We hypothesized that (1) oribatid mite density is highest in forests with thick organic layers (i.e., in acidic coniferous forests) providing habitat and food; (2) the diversity of oribatid mites is highest in unmanaged (natural) forests due to low disturbance and high microhabitat diversity and heterogeneity; and (3) the community structure of oribatid mites differs between forest types providing different types of niches.

Materials and methods

Study sites

We used experimental forest sites at three regions in Germany selected for long-term monitoring in the framework of the Biodiversity Exploratories, an integrative ecosystem research project (http://www.biodiversity-exploraties.de). The regions are located in the Swabian Alb, a low-mountain range in South-Western Germany (460–860 m a.s.l.), the Hainich, a hilly region in central Germany (285–550 m a.s.l.), and the Schorfheide, a glacial formed landscape in North-Eastern Germany (3–140 m a.s.l.).
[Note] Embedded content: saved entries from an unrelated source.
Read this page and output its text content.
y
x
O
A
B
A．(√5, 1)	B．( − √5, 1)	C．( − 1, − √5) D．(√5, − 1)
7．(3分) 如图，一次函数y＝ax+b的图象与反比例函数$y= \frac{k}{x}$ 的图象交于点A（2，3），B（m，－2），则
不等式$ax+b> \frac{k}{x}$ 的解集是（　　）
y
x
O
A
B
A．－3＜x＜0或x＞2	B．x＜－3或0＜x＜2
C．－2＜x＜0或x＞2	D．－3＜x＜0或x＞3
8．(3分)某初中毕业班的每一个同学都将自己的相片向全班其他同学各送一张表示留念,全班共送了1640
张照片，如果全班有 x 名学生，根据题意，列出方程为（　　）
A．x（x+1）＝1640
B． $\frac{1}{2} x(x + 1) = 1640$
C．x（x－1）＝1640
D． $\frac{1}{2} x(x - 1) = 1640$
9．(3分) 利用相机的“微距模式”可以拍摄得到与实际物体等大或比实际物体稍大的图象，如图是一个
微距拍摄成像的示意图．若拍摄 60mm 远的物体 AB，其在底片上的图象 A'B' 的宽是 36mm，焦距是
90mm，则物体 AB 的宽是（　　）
Parent rock is Jurassic shell limestone in the Swabian Alb, Triassic limestone in the Hainich and glacial till in the Schorfheide. Soil types at the study sites in the Swabian Alb were mainly Cambisols and partially Leptosols. In the Hainich Luvisol represented the main soil type and to a lesser extent Cambisol and Stagnosol. The Schorfheide is dominated by Cambisols interspersed with Luvisols (Fischer et al. 2010). Acidity of the soil ranged from pH 3.3 ± 0.19 in the Schorfheide to 4.51 ± 0.72 in the Swabian Alb to 4.59 ± 0.67 in the Hainich. The mean annual precipitation in the Swabian Alb is 700–1,000 mm with a mean annual temperature of 6–7 °C; respective values at the Hainich and the Schorfheide are 500–800 mm and 6.5–8 °C, and 500–600 mm and 8–8.5 °C. More details on the Biodiversity Exploratories are given in Fischer et al. (2010).

Sampling design

Four forest types were investigated in each of the three regions, including approximately 70 year old coniferous forests (P. abies in the Swabian Alb and Hainich; P. sylvestris in the Schorfheide), 30 and 70 years old beech forests (F. sylvatica) and natural beech forests with mature trees being 120–150 years old. The coniferous forests as well as the 30 and 70 years old beech forests were planted forests (=age class forests); the natural forests were taken out of management at different dates (for details see Fischer et al. 2010).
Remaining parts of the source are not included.